Tuesday, April 11, 2006

Don't miss out!

Don't forget to RSVP for the Kansas City chapter of the American Society of Business Publication Editors' April 12 panel discussion on conducting effective industry research.

If you would like to attend, please send an e-mail to Amy Fischbach, Kansas City chapter president by noon today, April 11. We hope to see you there!

Wednesday, April 05, 2006

Editor's Digest (#4)

The twilight of objectivity from Slate
A good article on the shift from objective news coverage to opinion-based coverage. News and issue coverage on the internet through blogs and podcasts is becoming more personalized, communal and thought-driven, should print media reconsider it's bias against reporter bias?

For more on this topic, read Objecting to objectivity from PaulConley.

I agree with you, completely from Slate
A brief report of the findings reported by two economists about bias in the media.

Competing with non-magazine blogs from MagazineEnterprise360
You have a print publication. They don't. What they do have are engaging, informed blogs. What you have in print doesn't matter online. Online it's your blog vs. theirs. Are you going to let them win?

Intermittent blogging and traffic from B or not 2B
Failure to regularly blog will cost you readers. Keep up on your posts and watch readership grow.

Do questions make good headlines? from GameDaily BIZ's Media Coverage (found via B or not 2B)
Make sure your questionable heads are drawing your readers in without making them feel cheated.

A quick thought:
"If your magazine is thinking about launching a blog, it's a good idea to have an idea of what the blog will do that is different from what the magazine does.

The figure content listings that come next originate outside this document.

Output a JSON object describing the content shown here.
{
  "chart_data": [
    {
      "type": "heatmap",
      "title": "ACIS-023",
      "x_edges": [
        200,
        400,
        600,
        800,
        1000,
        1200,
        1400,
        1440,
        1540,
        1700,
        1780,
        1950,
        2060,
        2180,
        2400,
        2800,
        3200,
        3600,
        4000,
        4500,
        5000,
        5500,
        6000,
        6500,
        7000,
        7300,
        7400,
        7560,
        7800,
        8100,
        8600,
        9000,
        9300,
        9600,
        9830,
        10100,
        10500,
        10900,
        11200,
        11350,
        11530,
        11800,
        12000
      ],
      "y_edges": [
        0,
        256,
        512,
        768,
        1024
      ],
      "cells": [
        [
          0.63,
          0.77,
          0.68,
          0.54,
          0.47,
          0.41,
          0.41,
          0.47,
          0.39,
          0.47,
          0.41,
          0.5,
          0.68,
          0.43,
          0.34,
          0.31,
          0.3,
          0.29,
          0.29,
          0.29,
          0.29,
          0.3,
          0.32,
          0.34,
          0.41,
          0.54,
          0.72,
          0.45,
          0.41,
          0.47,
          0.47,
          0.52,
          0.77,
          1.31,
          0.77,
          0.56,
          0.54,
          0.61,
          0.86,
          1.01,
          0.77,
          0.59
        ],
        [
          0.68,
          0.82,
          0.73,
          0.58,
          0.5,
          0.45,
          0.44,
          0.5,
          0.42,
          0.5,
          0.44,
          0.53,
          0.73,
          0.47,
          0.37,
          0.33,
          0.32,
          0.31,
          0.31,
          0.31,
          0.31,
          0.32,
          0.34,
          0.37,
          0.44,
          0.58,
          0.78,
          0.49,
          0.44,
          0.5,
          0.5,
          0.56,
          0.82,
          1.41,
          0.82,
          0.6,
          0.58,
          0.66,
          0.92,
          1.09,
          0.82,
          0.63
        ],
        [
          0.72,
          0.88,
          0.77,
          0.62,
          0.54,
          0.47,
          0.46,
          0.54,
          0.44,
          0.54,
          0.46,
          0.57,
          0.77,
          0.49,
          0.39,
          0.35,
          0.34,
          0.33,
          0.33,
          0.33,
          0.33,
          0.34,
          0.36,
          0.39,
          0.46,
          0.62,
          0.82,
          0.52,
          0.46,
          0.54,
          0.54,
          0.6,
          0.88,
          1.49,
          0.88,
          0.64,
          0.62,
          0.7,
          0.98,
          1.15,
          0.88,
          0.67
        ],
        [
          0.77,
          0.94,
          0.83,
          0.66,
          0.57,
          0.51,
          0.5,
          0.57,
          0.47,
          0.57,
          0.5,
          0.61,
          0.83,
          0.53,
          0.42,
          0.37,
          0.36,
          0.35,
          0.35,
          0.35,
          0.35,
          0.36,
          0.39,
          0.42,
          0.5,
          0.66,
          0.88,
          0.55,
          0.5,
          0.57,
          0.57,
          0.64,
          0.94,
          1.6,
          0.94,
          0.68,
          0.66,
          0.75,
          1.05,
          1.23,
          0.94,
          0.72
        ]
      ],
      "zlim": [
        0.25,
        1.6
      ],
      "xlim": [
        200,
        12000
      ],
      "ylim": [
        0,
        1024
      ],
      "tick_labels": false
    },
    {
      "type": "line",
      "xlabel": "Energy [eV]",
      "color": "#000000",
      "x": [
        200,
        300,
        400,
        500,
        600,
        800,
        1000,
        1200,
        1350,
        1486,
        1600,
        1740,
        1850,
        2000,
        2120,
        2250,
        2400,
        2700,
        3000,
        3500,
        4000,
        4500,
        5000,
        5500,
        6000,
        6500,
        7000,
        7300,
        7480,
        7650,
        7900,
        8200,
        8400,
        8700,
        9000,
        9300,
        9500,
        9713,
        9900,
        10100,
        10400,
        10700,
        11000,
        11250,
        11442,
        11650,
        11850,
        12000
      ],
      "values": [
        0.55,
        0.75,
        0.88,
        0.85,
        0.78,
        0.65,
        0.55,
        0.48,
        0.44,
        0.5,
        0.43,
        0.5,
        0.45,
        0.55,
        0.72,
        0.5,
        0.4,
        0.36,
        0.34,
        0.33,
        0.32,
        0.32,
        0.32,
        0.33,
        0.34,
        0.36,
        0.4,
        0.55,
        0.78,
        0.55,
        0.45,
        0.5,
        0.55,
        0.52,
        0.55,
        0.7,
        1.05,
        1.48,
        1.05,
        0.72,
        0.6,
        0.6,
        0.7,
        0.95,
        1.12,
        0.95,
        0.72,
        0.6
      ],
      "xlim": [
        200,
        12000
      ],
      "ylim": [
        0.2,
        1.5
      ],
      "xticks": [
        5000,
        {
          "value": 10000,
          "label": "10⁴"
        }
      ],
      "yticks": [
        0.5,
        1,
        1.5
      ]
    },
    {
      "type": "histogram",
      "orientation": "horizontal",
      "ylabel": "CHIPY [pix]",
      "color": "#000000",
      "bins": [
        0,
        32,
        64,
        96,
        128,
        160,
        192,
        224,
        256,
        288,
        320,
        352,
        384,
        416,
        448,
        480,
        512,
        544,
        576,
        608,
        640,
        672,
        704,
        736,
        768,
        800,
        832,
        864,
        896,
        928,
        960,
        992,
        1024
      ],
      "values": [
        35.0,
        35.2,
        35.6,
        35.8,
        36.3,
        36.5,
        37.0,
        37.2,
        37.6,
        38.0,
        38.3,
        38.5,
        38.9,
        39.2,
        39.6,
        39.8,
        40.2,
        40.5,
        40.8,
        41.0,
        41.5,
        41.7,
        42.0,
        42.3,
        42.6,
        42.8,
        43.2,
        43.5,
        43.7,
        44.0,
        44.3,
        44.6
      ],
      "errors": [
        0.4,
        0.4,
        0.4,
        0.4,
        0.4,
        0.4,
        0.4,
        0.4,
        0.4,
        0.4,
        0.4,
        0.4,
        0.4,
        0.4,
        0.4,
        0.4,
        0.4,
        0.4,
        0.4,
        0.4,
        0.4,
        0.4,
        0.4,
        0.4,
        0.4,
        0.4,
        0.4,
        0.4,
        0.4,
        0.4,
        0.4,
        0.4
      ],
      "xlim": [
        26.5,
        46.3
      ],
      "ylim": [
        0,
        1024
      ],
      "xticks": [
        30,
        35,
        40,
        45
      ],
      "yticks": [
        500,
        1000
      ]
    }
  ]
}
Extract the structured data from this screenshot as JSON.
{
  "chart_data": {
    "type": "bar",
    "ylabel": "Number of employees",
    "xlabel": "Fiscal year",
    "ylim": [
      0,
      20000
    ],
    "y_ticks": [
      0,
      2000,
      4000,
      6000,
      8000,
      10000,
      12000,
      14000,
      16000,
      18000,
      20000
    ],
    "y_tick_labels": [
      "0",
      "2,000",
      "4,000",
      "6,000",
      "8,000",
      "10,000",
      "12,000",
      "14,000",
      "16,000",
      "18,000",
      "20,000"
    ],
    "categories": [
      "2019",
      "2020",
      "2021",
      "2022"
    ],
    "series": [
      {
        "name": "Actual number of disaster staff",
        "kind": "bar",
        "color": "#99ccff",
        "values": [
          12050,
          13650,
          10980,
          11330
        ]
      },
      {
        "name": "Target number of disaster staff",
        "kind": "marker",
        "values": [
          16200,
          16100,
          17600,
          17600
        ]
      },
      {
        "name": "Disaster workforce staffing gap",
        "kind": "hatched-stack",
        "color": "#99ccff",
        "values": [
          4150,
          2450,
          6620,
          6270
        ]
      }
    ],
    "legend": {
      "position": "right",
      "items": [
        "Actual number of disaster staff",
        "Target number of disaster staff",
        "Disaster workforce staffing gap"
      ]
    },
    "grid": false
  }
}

Sometimes the difference is nothing more than a more frequent publishing schedule. But the smartest folks in publishing will use a blog to extend a magazine brand deeper into the lives of its readers."
You can read all of Paul Conley's post here.

Monday, April 03, 2006

Question of the week (#6)

How should editors handle advertiser freebies?

As an editor, stuff comes your way. Now, we b2b editors may not be privy to the same swag as our compatriots the consumer pubs, but stuff comes our way nonetheless — sometimes really cool stuff.

Should editors accept gifts from advertisers?
And are we only talking about big gifts here? Or do you think the little things count? I may be willing to give up my collection of pens with advertisers' names on the sides, but I really would be very sad to part with the USB flash drives from advertisers. Oh, and I have that nice computer bag too...

Should editors let outside companies pay for their travel costs?
Is there a distinction between a company paying for an editor to come listen to an advertising spiel and paying for an editor to attend a sponsored lecture series or something else along lines of being a benefit to the industry? What if the advertiser pays for the editor's travel to cover a special event or product launch?

Does accepting these gifts automatically affect editorial? Or can a magazine's other policies prevent the appearance of favoritism in print?

If gifts are acceptable under some circumstances, how transparent should the giving be?